Important Information for Stockholders
The proposed transaction will be submitted to the stockholders of Focus for their consideration. In connection with the proposed transaction, Focus will file a proxy statement and other materials with the SEC, and the Company, affiliates of Stone Point and affiliates of CD&R will jointly file a transaction statement on Schedule 13e-3 (the "Schedule 13e-3"). In addition, Focus may also file other relevant documents with the SEC regarding the proposed transaction. After the proxy statement and the Schedule 13e-3 has been cleared by the SEC, a definitive proxy statement, Schedule 13e-3 and WHITE proxy card will be mailed to the stockholders of Focus.
INVESTORS AND STOCKHOLDERS ARE URGED TO READ THE PROXY STATEMENT, SCHEDULE 13E-3 (INCLUDING ANY AMENDMENTS OR SUPPLEMENTS THERETO) AND OTHER RELEVANT DOCUMENTS THAT MAY BE FILED WITH THE SEC CAREFULLY AND IN THEIR ENTIRETY IF AND WHEN THEY BECOME AVAILABLE BECAUSE THEY WILL CONTAIN IMPORTANT INFORMATION ABOUT THE PROPOSED TRANSACTION.
Investors and stockholders may obtain a free copy of the proxy statement(s) (when available) and other documents filed with the SEC by Focus, at Focus' website, www.focusfinancialpartners.com, or at the SEC's website, www.sec.gov. The proxy statement, Schedule 13e-3 and other relevant documents may also be obtained for free from Focus by writing to Focus Financial Partners Inc., 875 Third Avenue, 28th Floor, New York, NY 10022, Attention: Investor Relations.

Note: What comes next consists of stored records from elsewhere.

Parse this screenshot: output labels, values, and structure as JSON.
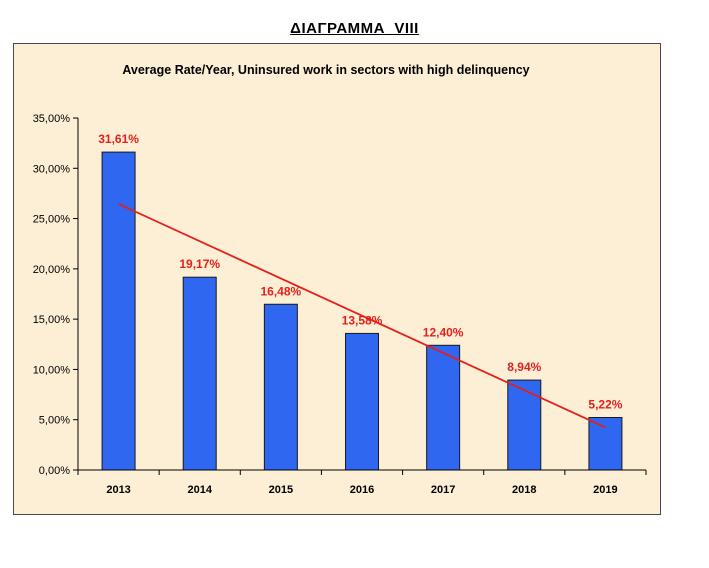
{
  "page": {
    "heading": "ΔΙΑΓΡΑΜΜΑ  VIII"
  },
  "chart_data": {
    "type": "bar",
    "title": "Average Rate/Year, Uninsured work in sectors with high delinquency",
    "xlabel": "",
    "ylabel": "",
    "categories": [
      "2013",
      "2014",
      "2015",
      "2016",
      "2017",
      "2018",
      "2019"
    ],
    "series": [
      {
        "values": [
          31.61,
          19.17,
          16.48,
          13.58,
          12.4,
          8.94,
          5.22
        ],
        "data_labels": [
          "31,61%",
          "19,17%",
          "16,48%",
          "13,58%",
          "12,40%",
          "8,94%",
          "5,22%"
        ],
        "color": "#2f67f0"
      }
    ],
    "trendline": {
      "type": "linear",
      "color": "#e3201b"
    },
    "ylim": [
      0,
      35
    ],
    "y_ticks": [
      0,
      5,
      10,
      15,
      20,
      25,
      30,
      35
    ],
    "y_tick_labels": [
      "0,00%",
      "5,00%",
      "10,00%",
      "15,00%",
      "20,00%",
      "25,00%",
      "30,00%",
      "35,00%"
    ],
    "grid": false,
    "legend": "none",
    "colors": {
      "plot_background": "#fcefd6",
      "bar": "#2f67f0",
      "bar_border": "#1a1a1a",
      "data_label": "#e3201b",
      "trendline": "#e3201b"
    }
  }
}
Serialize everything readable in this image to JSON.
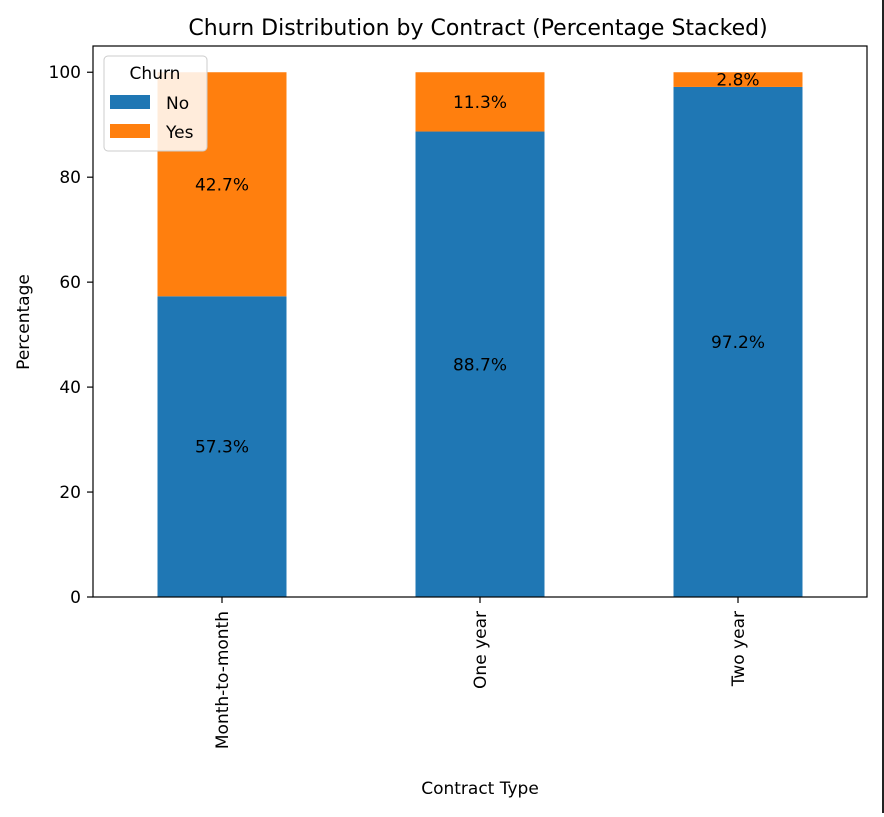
{
  "chart_data": {
    "type": "bar",
    "stacked": true,
    "title": "Churn Distribution by Contract (Percentage Stacked)",
    "xlabel": "Contract Type",
    "ylabel": "Percentage",
    "ylim": [
      0,
      105
    ],
    "yticks": [
      0,
      20,
      40,
      60,
      80,
      100
    ],
    "grid": false,
    "categories": [
      "Month-to-month",
      "One year",
      "Two year"
    ],
    "series": [
      {
        "name": "No",
        "color": "#1f77b4",
        "values": [
          57.3,
          88.7,
          97.2
        ],
        "labels": [
          "57.3%",
          "88.7%",
          "97.2%"
        ]
      },
      {
        "name": "Yes",
        "color": "#ff7f0e",
        "values": [
          42.7,
          11.3,
          2.8
        ],
        "labels": [
          "42.7%",
          "11.3%",
          "2.8%"
        ]
      }
    ],
    "legend": {
      "title": "Churn",
      "placement": "top-left"
    }
  }
}
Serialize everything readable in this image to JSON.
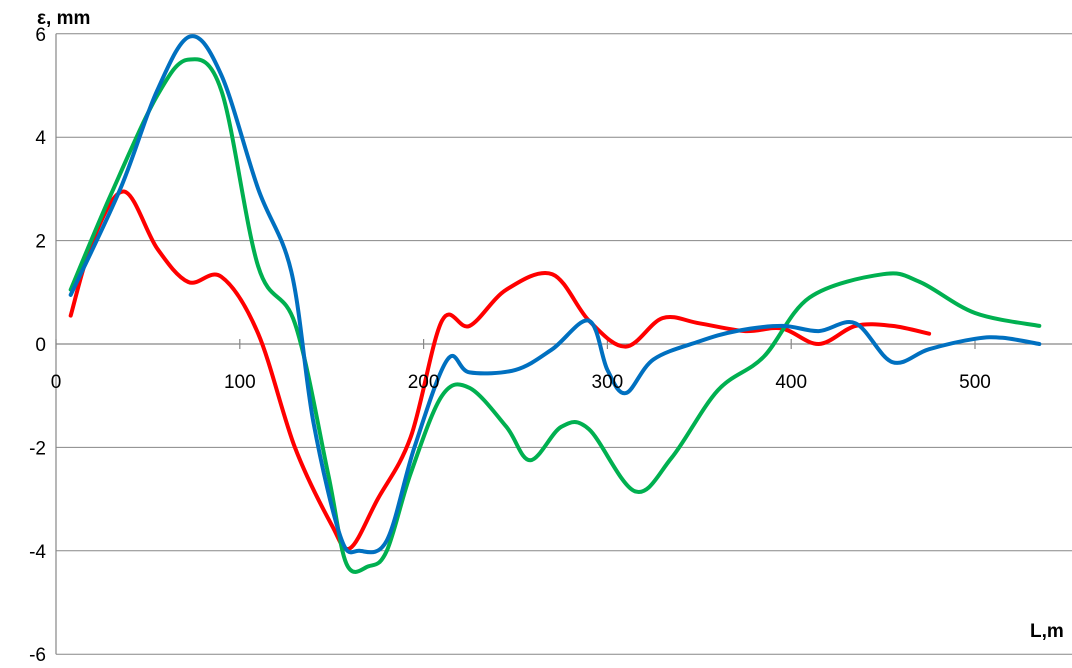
{
  "chart_data": {
    "type": "line",
    "title": "",
    "xlabel": "L,m",
    "ylabel": "ε, mm",
    "xlim": [
      0,
      560
    ],
    "ylim": [
      -6,
      6
    ],
    "x_ticks": [
      0,
      100,
      200,
      300,
      400,
      500
    ],
    "y_ticks": [
      6,
      4,
      2,
      0,
      -2,
      -4,
      -6
    ],
    "x_tick_labels": [
      "0",
      "100",
      "200",
      "300",
      "400",
      "500"
    ],
    "y_tick_labels": [
      "6",
      "4",
      "2",
      "0",
      "-2",
      "-4",
      "-6"
    ],
    "grid": "horizontal",
    "legend": "none",
    "series": [
      {
        "color": "#ff0000",
        "points": [
          [
            8,
            0.55
          ],
          [
            20,
            2.0
          ],
          [
            37,
            2.95
          ],
          [
            55,
            1.85
          ],
          [
            72,
            1.2
          ],
          [
            90,
            1.3
          ],
          [
            110,
            0.2
          ],
          [
            130,
            -2.0
          ],
          [
            150,
            -3.5
          ],
          [
            160,
            -3.95
          ],
          [
            175,
            -3.0
          ],
          [
            193,
            -1.8
          ],
          [
            210,
            0.45
          ],
          [
            225,
            0.35
          ],
          [
            245,
            1.05
          ],
          [
            270,
            1.35
          ],
          [
            290,
            0.45
          ],
          [
            310,
            -0.05
          ],
          [
            330,
            0.5
          ],
          [
            350,
            0.4
          ],
          [
            375,
            0.25
          ],
          [
            395,
            0.3
          ],
          [
            415,
            0.0
          ],
          [
            435,
            0.35
          ],
          [
            455,
            0.35
          ],
          [
            475,
            0.2
          ]
        ]
      },
      {
        "color": "#00b050",
        "points": [
          [
            8,
            1.05
          ],
          [
            30,
            2.9
          ],
          [
            55,
            4.8
          ],
          [
            72,
            5.5
          ],
          [
            90,
            4.9
          ],
          [
            110,
            1.5
          ],
          [
            130,
            0.4
          ],
          [
            148,
            -2.5
          ],
          [
            158,
            -4.25
          ],
          [
            170,
            -4.3
          ],
          [
            180,
            -4.0
          ],
          [
            193,
            -2.5
          ],
          [
            210,
            -1.0
          ],
          [
            225,
            -0.85
          ],
          [
            245,
            -1.6
          ],
          [
            258,
            -2.25
          ],
          [
            275,
            -1.6
          ],
          [
            290,
            -1.65
          ],
          [
            315,
            -2.85
          ],
          [
            335,
            -2.2
          ],
          [
            360,
            -0.9
          ],
          [
            385,
            -0.25
          ],
          [
            410,
            0.9
          ],
          [
            450,
            1.35
          ],
          [
            470,
            1.2
          ],
          [
            500,
            0.6
          ],
          [
            535,
            0.35
          ]
        ]
      },
      {
        "color": "#0070c0",
        "points": [
          [
            8,
            0.95
          ],
          [
            35,
            3.0
          ],
          [
            55,
            4.9
          ],
          [
            73,
            5.95
          ],
          [
            90,
            5.2
          ],
          [
            110,
            3.0
          ],
          [
            128,
            1.4
          ],
          [
            140,
            -1.5
          ],
          [
            155,
            -3.75
          ],
          [
            165,
            -4.0
          ],
          [
            180,
            -3.8
          ],
          [
            195,
            -2.0
          ],
          [
            213,
            -0.3
          ],
          [
            225,
            -0.55
          ],
          [
            250,
            -0.5
          ],
          [
            270,
            -0.1
          ],
          [
            290,
            0.45
          ],
          [
            300,
            -0.5
          ],
          [
            310,
            -0.95
          ],
          [
            325,
            -0.3
          ],
          [
            350,
            0.05
          ],
          [
            370,
            0.25
          ],
          [
            395,
            0.35
          ],
          [
            415,
            0.25
          ],
          [
            435,
            0.4
          ],
          [
            455,
            -0.35
          ],
          [
            475,
            -0.1
          ],
          [
            500,
            0.1
          ],
          [
            515,
            0.12
          ],
          [
            535,
            0.0
          ]
        ]
      }
    ]
  }
}
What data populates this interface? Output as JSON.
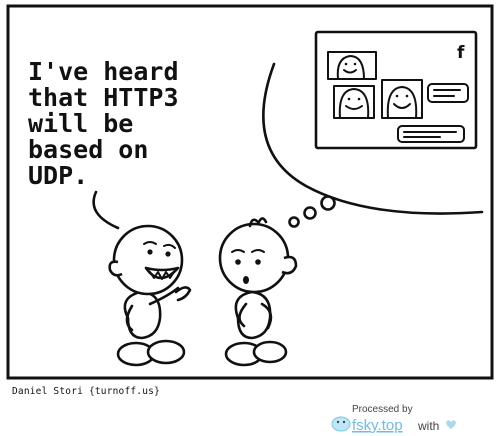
{
  "speech_lines": [
    "I've heard",
    "that HTTP3",
    "will be",
    "based on",
    "UDP."
  ],
  "author_credit": "Daniel Stori {turnoff.us}",
  "watermark": {
    "processed_by": "Processed by",
    "brand": "fsky.top",
    "with": "with",
    "heart_icon": "heart-icon",
    "brand_color": "#6dbde8"
  },
  "thought_window": {
    "logo_letter": "f",
    "logo_name": "facebook-logo-icon"
  }
}
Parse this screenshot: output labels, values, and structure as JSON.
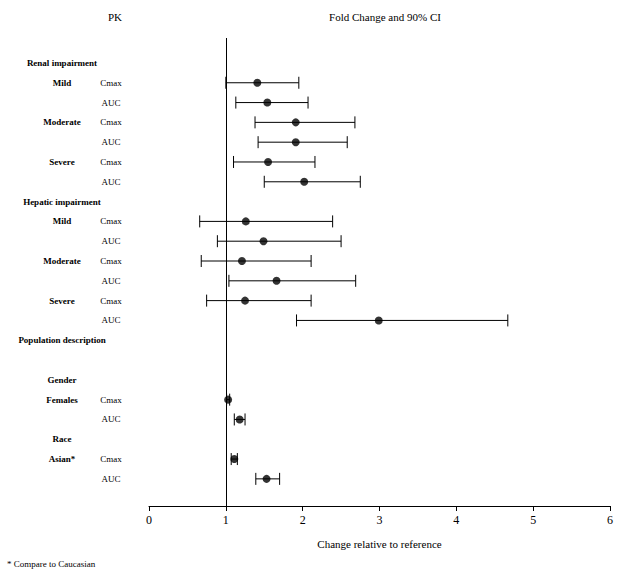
{
  "chart_data": {
    "type": "forest",
    "title": "Fold Change and 90% CI",
    "column_header": "PK",
    "x_label": "Change relative to reference",
    "footnote": "* Compare to Caucasian",
    "xlim": [
      0,
      6
    ],
    "xticks": [
      0,
      1,
      2,
      3,
      4,
      5,
      6
    ],
    "reference_line": 1,
    "categories": [
      "Renal impairment",
      "Mild",
      null,
      "Moderate",
      null,
      "Severe",
      null,
      "Hepatic impairment",
      "Mild",
      null,
      "Moderate",
      null,
      "Severe",
      null,
      "Population description",
      null,
      "Gender",
      "Females",
      null,
      "Race",
      "Asian*",
      null
    ],
    "measures": [
      null,
      "Cmax",
      "AUC",
      "Cmax",
      "AUC",
      "Cmax",
      "AUC",
      null,
      "Cmax",
      "AUC",
      "Cmax",
      "AUC",
      "Cmax",
      "AUC",
      null,
      null,
      null,
      "Cmax",
      "AUC",
      null,
      "Cmax",
      "AUC"
    ],
    "values": [
      null,
      1.41,
      1.54,
      1.91,
      1.91,
      1.55,
      2.02,
      null,
      1.26,
      1.49,
      1.21,
      1.66,
      1.25,
      2.99,
      null,
      null,
      null,
      1.03,
      1.18,
      null,
      1.11,
      1.53
    ],
    "ci_low": [
      null,
      1.0,
      1.13,
      1.38,
      1.42,
      1.1,
      1.5,
      null,
      0.66,
      0.89,
      0.68,
      1.04,
      0.75,
      1.92,
      null,
      null,
      null,
      1.01,
      1.11,
      null,
      1.07,
      1.39
    ],
    "ci_high": [
      null,
      1.95,
      2.07,
      2.68,
      2.58,
      2.16,
      2.75,
      null,
      2.39,
      2.5,
      2.11,
      2.69,
      2.11,
      4.67,
      null,
      null,
      null,
      1.05,
      1.25,
      null,
      1.15,
      1.7
    ],
    "color": "#000000",
    "marker": "circle",
    "grid": false
  }
}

Participants in the Solicitation
Focus and its directors and executive officers may be deemed to be participants in the solicitation of proxies from the stockholders of Focus in connection with the proposed transaction. Information about the directors and executive officers of Focus is set forth in the Proxy Statement on Schedule 14A for the 2022 annual meeting of Focus' stockholders, which was filed with the SEC on April 14, 2022 and in other documents filed by Focus with the SEC. These documents can be obtained free of charge from the sources indicated above. Other information regarding the participants in the proxy solicitation and a description of their direct and indirect interests, by security holdings or otherwise, will be contained in the proxy statement and other relevant materials to be filed with the SEC when they become available.